Concepto de coleóptero

La palabra coleóptero, se integra con los siguientes términos, tomados de la lengua griega: “koleos” que se traduce como “estuche”, y “pteron”, que significa, “ala”.

Más comúnmente se los conoce como escarabajos, luciérnagas, bichitos de luz, cascarudos, mariquitas, vaquitas, etcétera y su tamaño, forma y color es muy variable, siendo, dentro de los insectos, el orden más extendido y de gran diversidad biológica, con aproximadamente 400.000 especies, que habitan nuestro planeta desde hace unos 250.000.000 de años, en todos sus ambientes, aunque en agua salada casi no existen y en agua dulce son escasos. La mayoría son terrestres, siendo algunos, considerados plagas agrícolas, atacando muy frecuentemente a las papas, antes del período de floración.

Las fases de su metamorfosis, incluyen los estados larvario (con varias mudas, siendo el estado de larva de duración variable) de pupa (también de tiempo impreciso y en general, inmóviles) y de imago o adulto.

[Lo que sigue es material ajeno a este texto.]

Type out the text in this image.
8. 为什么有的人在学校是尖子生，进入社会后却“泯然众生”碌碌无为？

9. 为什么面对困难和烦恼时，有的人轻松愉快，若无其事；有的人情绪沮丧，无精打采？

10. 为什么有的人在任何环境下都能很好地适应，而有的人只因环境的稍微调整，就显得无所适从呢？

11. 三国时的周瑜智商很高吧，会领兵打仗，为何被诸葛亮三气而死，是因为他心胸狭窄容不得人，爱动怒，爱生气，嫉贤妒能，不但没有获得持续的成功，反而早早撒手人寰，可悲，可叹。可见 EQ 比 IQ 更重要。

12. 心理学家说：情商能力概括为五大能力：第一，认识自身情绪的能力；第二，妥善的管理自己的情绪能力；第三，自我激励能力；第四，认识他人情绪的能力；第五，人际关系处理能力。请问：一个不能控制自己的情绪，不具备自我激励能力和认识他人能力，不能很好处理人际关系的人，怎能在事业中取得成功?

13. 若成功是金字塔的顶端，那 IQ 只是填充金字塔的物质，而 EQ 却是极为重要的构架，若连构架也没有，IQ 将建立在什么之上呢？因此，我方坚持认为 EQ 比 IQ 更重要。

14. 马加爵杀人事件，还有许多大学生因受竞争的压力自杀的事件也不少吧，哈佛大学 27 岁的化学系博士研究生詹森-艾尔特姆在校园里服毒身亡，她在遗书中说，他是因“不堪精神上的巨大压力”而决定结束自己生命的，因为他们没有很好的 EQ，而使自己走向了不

Como todos los insectos, son invertebrados, compuesto su cuerpo por una cabeza; un tórax, cuyo segmento más desarrollado es el protórax; y un abdomen, dividido en segmentos. Sus alas son delgadas y flexibles, y la parte posterior del tórax donde están ubicadas, se encuentra protegido por otras duras y rígidas, delanteras, llamadas élitros, que son los que le dan el nombre de coleópteoro (alas protegidas por un estuche). Para volar no usan los élitros, pero sí los levantan para poder usar las otras alas. Sin embargo no es frecuente que vuelen, y algunos no pueden hacerlo pues sus élitros están soldados.

La cabeza posee una cápsula cefálica, ubicándose en los laterales, los ojos compuestos. Sus mandíbulas son robustas y atenazadas, presentando piezas bucales masticadoras. Las antenas, presentan, en general, once artejos.

Las patas, insertadas ventralmente, poseen seis piezas articuladas o artejos. En general se reproducen sexualmente, produciéndose la cópula por superposición; y son ovíparos, poniendo huevos en número y tamaño variable.

Según su tipo de alimentación, se distinguen los carnívoros o Adephaga, los herbívoros o Myxophaga, que son la mayoría (algunos se alimentan de flores, de raíces, de hojas, de hongos, otros de madera y otros de frutos); y los omnívoros o Polyphaga. Algunos son necrófagos, pues consumen cadáveres y otros coprófagos, pues se alimentan de excrementos.

En los lugares secos y desérticos habitan los coleópteros xerófilos. Para adaptarse al ambiente, carecen de alas de vuelo, reteniendo la humedad por debajo de los élitros. Las patas son más largas y la cutícula más gruesa.